Pertes en capital au Kosovo dues à la création persistante d'institutions

La procrastination de la création de nouvelles institutions, issue des élections législatives du 11 juin, a conduit certains des projets d'immobilisations, avec un impact sur l'amélioration du développement économique, à se terminer et à ne pas se réaliser. Certains des projets en cours construisent le “Nouvelle centrale thermique du Kosovo, [...]
Certains des projets en cours sont la construction du “Nouveau Kosovo <x4x1>, puis la ré-ilitation de la nation “Trepca”, ainsi que le projet de la zone touristique “Brezovica”.
Les problèmes les plus prononcés ont été démontrés à l'usine “Trepca”, car le Conseil de surveillance de cette société, qui n'a pas encore commencé à transporter le complexe de l'Agence de privatisation du Kosovo au Gouvernement du Kosovo, n'a pas été choisi.
Sous-titres : Ahmet Tmava, dit à Radio Free Europe que la non-élection du Conseil de surveillance et de gestion par le gouvernement du Kosovo entrave la mise en œuvre de la loi Trepca, adoptée à la fin de l'année dernière.
“À partir de l'approbation de la loi pour Trepca, cette loi produit des obligations d'exécution. Donc nous avons affaire à une longue période qui n'a pas été mise en œuvre. On prévoit donc des perspectives de développement”, dit Tmawa.
En raison du non-respect par le Kosovo de l'Assemblée, un examen du budget a posé des difficultés, même pour s'acquitter de ses obligations budgétaires.
L'ancien ministre des Finances, actuellement député à l'Assemblée du Kosovo, Avdullah Hoti, a déclaré que “est 112 millions d'euros en deçà du budget de l'État”.
L'un des projets pour lesquels les obligations sont restées inachevées faute de moyens budgétaires serait le projet d'autoroute Pristina-Skopje.
Ela Ruci, porte-parole du consortium turc-américain “Bechtel Enka”, le consortium qui mène les travaux sur l'autoroute, n'a pas précisé combien le gouvernement doit, mais a dit “travaux sur l'autoroute a été adopté avec les termes du budget du Kosovo”.
Au moment où le gouvernement n'a pas pu payer ce qui était prévu dans le contrat, nous avons modifié le plan de travail et les opérations sur le terrain. Et nous les avons adaptés à la capacité budgétaire du gouvernement”, a déclaré Ruci.
D'autre part, les experts en matière économique au Kosovo affirment que les conséquences seront grandes en raison de la non-réalisation de projets en cours.
L'ancien chef de l'Ode économique du Kosovo, Ismail Kastrati pour Radio Free Europe, affirme que tout retard dans la création du nouveau gouvernement crée des désordres dans le plan à court et moyen terme de développement économique.
Les” projets spécifiques qui sont en phase de mise en oeuvre ou de démarrage, tels que Thermocentral, ferroviaire, problème de l'usine de Trepca.
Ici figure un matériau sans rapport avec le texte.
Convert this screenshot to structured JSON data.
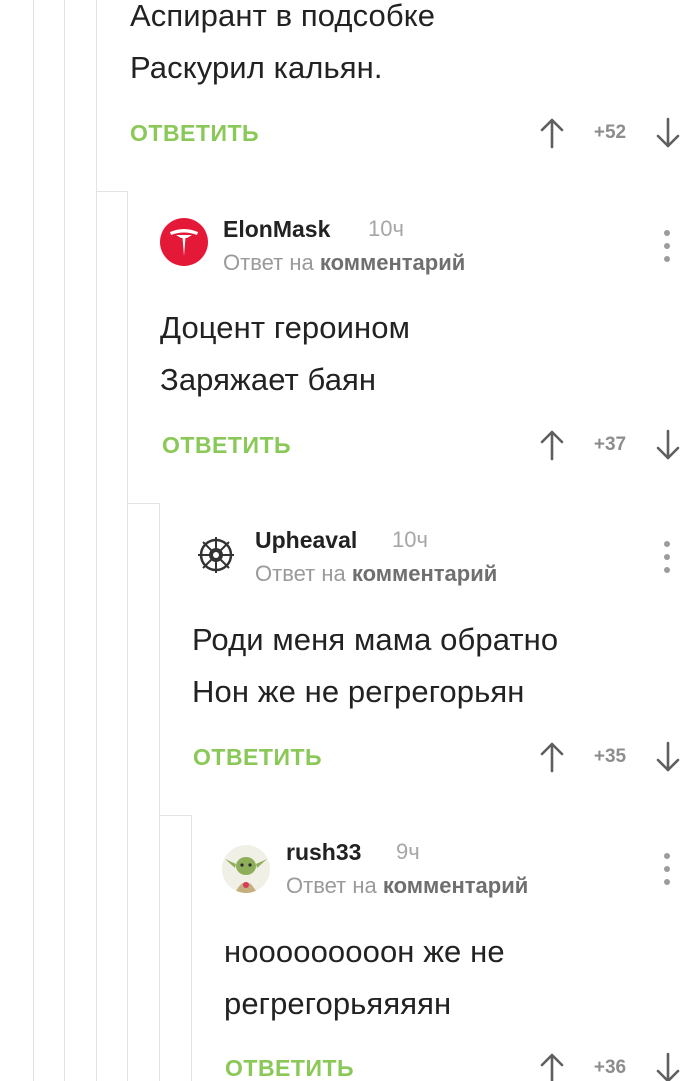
{
  "common": {
    "reply_label": "ОТВЕТИТЬ",
    "reply_to_prefix": "Ответ на",
    "reply_to_link": "комментарий"
  },
  "comments": [
    {
      "lines": [
        "Аспирант в подсобке",
        "Раскурил кальян."
      ],
      "score": "+52"
    },
    {
      "username": "ElonMask",
      "time": "10ч",
      "avatar_icon": "tesla-logo-icon",
      "lines": [
        "Доцент героином",
        "Заряжает баян"
      ],
      "score": "+37"
    },
    {
      "username": "Upheaval",
      "time": "10ч",
      "avatar_icon": "emblem-icon",
      "lines": [
        "Роди меня мама обратно",
        "Нон же не регрегорьян"
      ],
      "score": "+35"
    },
    {
      "username": "rush33",
      "time": "9ч",
      "avatar_icon": "yoda-icon",
      "lines": [
        "нооооооооон же не",
        "регрегорьяяяян"
      ],
      "score": "+36"
    }
  ],
  "colors": {
    "reply_green": "#8ac858",
    "text": "#222222",
    "muted": "#9a9a9a",
    "tesla_red": "#e31937"
  }
}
Ils créent des troubles dans l'économie, à savoir l'infrastructure, qui est directement liée à la possibilité de développer l'économie, avec la possibilité d'attirer des investissements de l'extérieur”, dit Kastrati.
Outre ces projets, faute de moyens financiers qui ont dû être fournis par le Gouvernement kosovar, tous les trains sur la ligne Pristina-Peje et le Hani Fushë Kosovo d'Elez ont été interrompus.
En raison de l'absence d'institutions, le Kosovo a également perdu un prêt de 16 millions d'euros du Fonds monétaire international, prévu pour des projets de développement dans le secteur économique. Entre-temps, depuis l'Union européenne, le Kosovo risque de perdre 50 millions d'euros.